Kashinath, 25 ans, n’est pas lépreux (il est le seul), mais il est né à Ashapur et y a toujours vécu, avec sa mère et son frère. Sa mère, une fois veuve, avait contracté la lèpre et était donc venue à Ashapur se faire soigner, accompagnée de ses deux enfants. Elle a guéri mais n’est jamais repartie. Son fils, aujourd’hui âgé de 25 ans, aide donc autant qu’il le peut aux tâches quotidiennes.


Aujourd’hui
Aujourd'hui, dans la mesure où un comité de médecins indiens est censé gérer l'institution, la marge de manœuvre pour prévoir des projets à long terme est relativement limitée. Néanmoins, depuis le 15 mai, un nouveau projet de DISCC concernant les lépreux a vu le jour (clinique de rue pour des lépreux mendiant dans le centre de la ville, aide ponctuelle à plusieurs communautés de lépreux...). Dans le cadre de ce projet, le Docteur Tulsi s'est engagé à ce que la personne travaillant à la clinique de rue aille régulièrement rendre visite aux pensionnaires d'Ashapur, et prenne en charge les besoins matériels urgents comme remplir les cylindres de gaz, acheter des fruits et légumes, fournir quelques médicaments…
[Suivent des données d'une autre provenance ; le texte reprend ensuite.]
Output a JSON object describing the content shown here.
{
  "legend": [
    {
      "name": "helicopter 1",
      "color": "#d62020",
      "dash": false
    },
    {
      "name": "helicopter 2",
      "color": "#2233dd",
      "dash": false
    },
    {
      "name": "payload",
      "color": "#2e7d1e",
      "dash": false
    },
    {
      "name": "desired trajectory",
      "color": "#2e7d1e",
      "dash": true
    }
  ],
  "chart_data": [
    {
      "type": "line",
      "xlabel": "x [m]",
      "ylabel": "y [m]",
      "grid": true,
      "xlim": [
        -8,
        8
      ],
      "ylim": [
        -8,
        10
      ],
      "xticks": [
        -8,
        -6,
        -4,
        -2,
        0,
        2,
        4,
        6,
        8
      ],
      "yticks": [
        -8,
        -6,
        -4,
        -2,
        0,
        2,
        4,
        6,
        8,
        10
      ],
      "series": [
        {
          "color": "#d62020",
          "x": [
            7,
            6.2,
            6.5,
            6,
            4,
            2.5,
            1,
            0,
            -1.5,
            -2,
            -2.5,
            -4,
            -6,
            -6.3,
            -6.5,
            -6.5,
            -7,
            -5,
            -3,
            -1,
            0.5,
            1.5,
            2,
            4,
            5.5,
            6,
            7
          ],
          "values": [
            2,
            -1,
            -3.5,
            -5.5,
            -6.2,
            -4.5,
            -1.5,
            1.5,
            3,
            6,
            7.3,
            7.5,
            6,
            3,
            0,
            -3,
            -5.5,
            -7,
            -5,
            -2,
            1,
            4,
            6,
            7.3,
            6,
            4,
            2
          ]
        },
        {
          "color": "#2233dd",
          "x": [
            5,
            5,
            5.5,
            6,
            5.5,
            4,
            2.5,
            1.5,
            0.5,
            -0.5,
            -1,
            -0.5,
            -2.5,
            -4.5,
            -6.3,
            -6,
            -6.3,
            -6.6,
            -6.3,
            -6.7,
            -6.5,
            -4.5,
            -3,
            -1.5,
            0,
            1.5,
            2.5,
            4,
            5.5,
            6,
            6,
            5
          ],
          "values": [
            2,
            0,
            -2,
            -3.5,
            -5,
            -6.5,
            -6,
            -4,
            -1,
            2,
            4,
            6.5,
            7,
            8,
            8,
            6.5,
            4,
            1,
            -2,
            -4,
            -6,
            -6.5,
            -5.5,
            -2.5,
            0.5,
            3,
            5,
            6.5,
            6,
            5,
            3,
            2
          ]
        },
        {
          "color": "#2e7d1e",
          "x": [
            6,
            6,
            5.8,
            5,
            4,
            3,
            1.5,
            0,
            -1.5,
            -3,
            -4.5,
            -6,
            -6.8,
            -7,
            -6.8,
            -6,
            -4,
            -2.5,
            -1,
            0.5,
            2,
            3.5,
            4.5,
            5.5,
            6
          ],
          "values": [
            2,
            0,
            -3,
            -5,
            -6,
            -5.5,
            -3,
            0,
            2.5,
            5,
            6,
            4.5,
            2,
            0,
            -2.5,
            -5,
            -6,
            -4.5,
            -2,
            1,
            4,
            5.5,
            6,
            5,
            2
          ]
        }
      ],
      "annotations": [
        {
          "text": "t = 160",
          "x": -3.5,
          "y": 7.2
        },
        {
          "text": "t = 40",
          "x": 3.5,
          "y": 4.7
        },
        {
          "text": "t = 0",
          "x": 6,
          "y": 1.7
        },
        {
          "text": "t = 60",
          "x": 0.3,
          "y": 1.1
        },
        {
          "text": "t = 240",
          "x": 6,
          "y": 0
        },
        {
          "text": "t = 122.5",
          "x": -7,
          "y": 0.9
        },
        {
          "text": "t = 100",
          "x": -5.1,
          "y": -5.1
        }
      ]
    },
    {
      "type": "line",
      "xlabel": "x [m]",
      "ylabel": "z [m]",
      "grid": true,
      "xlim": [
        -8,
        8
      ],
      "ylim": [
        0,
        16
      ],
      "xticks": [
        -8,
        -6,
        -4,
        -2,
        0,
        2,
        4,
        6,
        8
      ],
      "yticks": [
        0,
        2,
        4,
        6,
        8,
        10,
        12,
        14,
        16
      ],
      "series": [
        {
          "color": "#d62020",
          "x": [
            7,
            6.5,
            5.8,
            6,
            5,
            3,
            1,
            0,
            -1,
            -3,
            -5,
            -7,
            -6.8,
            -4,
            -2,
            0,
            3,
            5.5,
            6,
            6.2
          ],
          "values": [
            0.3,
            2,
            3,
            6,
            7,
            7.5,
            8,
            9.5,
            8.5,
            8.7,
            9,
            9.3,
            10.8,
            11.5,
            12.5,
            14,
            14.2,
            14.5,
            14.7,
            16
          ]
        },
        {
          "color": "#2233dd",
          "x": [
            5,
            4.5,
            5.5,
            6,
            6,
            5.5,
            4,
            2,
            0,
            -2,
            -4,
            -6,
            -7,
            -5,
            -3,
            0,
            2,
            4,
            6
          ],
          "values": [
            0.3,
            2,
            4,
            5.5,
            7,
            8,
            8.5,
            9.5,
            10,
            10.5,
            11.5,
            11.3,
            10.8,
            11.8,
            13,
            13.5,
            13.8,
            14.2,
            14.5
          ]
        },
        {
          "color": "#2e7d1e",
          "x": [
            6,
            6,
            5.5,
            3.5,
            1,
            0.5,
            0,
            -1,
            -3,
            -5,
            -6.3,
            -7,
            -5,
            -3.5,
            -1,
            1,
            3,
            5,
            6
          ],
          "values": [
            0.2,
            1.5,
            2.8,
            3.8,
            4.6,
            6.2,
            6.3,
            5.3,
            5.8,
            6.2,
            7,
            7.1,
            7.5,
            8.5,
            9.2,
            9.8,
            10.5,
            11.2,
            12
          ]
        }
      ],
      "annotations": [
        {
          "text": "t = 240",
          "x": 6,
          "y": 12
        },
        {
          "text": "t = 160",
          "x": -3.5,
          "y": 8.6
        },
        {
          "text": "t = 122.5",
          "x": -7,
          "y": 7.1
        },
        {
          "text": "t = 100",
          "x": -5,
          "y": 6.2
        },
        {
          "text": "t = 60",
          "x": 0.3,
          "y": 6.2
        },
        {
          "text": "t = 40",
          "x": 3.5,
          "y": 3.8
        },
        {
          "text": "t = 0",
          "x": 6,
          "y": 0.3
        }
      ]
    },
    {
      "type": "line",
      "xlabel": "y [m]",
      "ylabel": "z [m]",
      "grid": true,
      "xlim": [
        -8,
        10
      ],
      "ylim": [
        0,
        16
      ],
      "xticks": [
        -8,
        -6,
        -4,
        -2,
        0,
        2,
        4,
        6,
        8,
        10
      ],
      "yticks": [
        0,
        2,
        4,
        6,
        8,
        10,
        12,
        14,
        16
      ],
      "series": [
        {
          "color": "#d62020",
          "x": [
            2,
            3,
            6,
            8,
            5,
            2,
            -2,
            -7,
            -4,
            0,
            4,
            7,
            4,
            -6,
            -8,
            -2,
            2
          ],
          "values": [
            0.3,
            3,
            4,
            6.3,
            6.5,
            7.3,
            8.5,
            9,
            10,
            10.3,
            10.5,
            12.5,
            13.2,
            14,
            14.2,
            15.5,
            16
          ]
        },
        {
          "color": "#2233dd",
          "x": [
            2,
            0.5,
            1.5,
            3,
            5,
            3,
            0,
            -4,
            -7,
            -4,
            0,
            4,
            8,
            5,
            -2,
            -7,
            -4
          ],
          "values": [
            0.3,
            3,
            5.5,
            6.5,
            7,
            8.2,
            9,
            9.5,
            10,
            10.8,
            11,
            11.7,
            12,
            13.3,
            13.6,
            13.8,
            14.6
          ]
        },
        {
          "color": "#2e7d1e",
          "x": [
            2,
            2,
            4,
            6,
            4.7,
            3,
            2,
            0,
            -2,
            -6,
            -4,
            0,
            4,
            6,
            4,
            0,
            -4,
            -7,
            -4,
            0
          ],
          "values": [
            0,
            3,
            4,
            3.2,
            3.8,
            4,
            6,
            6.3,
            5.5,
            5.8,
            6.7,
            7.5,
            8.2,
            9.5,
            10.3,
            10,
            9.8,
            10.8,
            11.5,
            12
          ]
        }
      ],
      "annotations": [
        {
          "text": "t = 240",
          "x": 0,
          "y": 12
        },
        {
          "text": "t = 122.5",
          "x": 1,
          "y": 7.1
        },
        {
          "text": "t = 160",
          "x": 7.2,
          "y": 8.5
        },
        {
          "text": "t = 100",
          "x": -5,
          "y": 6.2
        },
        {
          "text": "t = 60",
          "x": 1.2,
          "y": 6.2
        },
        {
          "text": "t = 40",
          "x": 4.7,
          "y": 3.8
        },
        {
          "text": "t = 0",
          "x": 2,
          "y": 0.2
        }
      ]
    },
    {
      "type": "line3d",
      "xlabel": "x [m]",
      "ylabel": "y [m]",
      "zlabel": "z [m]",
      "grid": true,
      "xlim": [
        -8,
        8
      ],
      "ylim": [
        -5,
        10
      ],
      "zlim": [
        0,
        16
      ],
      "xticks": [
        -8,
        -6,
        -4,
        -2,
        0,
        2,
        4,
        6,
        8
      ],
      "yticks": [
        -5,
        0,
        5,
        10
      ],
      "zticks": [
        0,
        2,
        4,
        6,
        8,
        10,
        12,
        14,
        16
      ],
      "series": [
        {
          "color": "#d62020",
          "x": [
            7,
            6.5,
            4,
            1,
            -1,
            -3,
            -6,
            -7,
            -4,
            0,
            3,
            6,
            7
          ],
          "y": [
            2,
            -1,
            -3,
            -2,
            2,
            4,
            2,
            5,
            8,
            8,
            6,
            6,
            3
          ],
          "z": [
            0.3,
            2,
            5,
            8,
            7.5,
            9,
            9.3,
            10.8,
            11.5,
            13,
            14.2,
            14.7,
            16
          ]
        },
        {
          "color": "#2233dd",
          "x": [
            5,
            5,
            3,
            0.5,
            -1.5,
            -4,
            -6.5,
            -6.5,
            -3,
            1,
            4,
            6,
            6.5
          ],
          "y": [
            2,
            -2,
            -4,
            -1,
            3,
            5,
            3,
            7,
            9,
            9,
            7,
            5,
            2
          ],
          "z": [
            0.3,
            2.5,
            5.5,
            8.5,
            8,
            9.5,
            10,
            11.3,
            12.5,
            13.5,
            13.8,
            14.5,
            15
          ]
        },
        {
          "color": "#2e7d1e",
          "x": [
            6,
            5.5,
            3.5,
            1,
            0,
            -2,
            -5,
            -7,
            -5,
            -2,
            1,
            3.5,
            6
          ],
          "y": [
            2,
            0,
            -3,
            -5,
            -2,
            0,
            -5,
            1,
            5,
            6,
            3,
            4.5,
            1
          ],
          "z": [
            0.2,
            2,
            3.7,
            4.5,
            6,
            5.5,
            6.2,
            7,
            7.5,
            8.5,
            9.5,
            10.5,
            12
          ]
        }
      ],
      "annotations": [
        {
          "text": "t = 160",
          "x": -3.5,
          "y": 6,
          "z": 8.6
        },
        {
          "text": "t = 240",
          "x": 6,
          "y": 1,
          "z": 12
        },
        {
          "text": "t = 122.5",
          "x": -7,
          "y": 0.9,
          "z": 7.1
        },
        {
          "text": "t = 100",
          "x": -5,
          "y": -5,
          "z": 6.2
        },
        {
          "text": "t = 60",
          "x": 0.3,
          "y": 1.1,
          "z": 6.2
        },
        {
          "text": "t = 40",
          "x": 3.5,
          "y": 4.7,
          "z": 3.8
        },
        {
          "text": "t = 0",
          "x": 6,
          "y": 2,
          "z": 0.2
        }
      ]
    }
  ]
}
Il s'agit donc de palier au plus urgent, pour assurer un niveau de vie décent aux lépreux résidant dans le Centre, sans pour autant engager l'association, pour l'instant, dans des projets à long terme sans l'accord du comité de médecins. Lorsque l'association DISCC sera plus familiarisée avec cette institution et ses pensionnaires, d'autres possibilités plus encourageantes verront peut-être le jour.